Faire antichambre
A l’époque moderne, le mot « chambre » désigne une pièce d’habitation de la maison, un salon, et non pas seulement la pièce destinée au coucher1 . L’antichambre, comme son nom l’indique, est la pièce qui précède une chambre – ou plusieurs – et en contrôle l’accès. A l’entrée d’un hôtel particulier, comme d’un appartement privé, les visiteurs y sont accueillis par des domestiques et y patientent, attendant d'être reçus par leur hôte. « Faire antichambre » signifie, ainsi, ne pas être reçu immédiatement et attendre plus que de raison. Cette attente contrainte et exagérée était bien souvent, pour le maître des lieux, un moyen de marquer la différence de rang social entre son visiteur et lui2 . L’hôtel de Lalande abrite, au rez-de-chaussée, deux antichambres, en enfilade du vestibule qui servait de hall d’entrée. Ces trois pièces présentent un crescendo de décor et de confort qui illustre cette pratique : en fonction de son importance, le visiteur patientait dans un espace plus ou moins accueillant.

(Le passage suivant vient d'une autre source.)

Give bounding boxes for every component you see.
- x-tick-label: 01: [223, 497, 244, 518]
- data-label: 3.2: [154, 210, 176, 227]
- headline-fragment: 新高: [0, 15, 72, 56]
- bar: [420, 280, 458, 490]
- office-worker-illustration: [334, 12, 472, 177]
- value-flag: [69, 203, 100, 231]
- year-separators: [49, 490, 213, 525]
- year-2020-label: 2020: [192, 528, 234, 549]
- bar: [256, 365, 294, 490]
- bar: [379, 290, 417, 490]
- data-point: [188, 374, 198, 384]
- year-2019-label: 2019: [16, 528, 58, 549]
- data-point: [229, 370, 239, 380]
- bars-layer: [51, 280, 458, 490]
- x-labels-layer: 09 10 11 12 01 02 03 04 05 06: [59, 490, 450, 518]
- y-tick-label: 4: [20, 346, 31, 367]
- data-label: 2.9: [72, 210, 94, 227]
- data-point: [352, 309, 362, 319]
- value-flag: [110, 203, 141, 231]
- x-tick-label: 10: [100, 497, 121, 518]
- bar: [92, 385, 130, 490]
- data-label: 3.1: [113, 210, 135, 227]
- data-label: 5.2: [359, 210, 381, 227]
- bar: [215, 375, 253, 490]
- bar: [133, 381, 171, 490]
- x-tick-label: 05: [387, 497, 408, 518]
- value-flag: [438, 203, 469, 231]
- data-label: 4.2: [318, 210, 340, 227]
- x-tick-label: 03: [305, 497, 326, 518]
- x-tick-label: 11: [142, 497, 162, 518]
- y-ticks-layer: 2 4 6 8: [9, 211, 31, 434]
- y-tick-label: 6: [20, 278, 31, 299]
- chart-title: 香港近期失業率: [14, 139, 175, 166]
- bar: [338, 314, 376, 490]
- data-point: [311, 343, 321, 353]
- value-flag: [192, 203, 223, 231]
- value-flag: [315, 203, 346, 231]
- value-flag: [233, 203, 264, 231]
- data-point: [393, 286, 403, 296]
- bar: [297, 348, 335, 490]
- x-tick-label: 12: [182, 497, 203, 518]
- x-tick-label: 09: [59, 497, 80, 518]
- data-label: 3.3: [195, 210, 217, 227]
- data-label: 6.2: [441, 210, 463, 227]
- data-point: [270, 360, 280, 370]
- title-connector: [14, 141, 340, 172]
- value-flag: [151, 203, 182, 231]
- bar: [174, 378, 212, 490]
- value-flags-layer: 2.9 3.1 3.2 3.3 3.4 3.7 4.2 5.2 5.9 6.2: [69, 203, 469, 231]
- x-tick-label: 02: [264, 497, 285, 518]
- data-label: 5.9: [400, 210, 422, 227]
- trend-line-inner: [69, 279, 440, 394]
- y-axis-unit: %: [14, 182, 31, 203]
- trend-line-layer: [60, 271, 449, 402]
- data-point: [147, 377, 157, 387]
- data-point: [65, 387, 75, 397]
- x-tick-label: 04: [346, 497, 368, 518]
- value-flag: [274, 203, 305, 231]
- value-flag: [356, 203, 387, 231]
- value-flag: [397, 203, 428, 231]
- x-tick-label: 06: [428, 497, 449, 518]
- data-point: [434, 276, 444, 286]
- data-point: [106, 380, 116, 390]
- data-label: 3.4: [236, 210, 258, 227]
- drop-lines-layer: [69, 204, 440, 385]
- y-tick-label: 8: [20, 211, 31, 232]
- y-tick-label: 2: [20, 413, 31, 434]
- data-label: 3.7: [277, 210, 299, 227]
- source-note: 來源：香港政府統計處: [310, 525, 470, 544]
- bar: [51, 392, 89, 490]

De quoi alimenter les railleries dans les classes populaires qui, elles aussi, s’inspirent de leur quotidien pour inventer des expressions à l’ironie imagée. Dans la seconde moitié du 19e siècle s’imposent, ainsi, dans l’argot parisien, les expressions « faire le poireau », puis « poireauter » qui établissent une analogie entre l’attitude du visiteur persévérant patientant des heures et ledit légume planté bien droit dans le sol3 . Cette expression finit par désigner les sergents de ville en faction, puis se diffuse abondamment dans le monde militaire pour devenir courante dans l’entre-deux-guerres.
1 Centre national de ressources textuelles et lexicales accessible en ligne : https://www.cnrtl.fr/definition/chambre//0
2 Marc Fumaroli, Le livre des métaphores, Paris, éditions Robert Laffont, 2012, p.403
3 Lorédan Larchey, Dictionnaire historique d'argot, Paris, E.Dentu, 1888, dixième édition.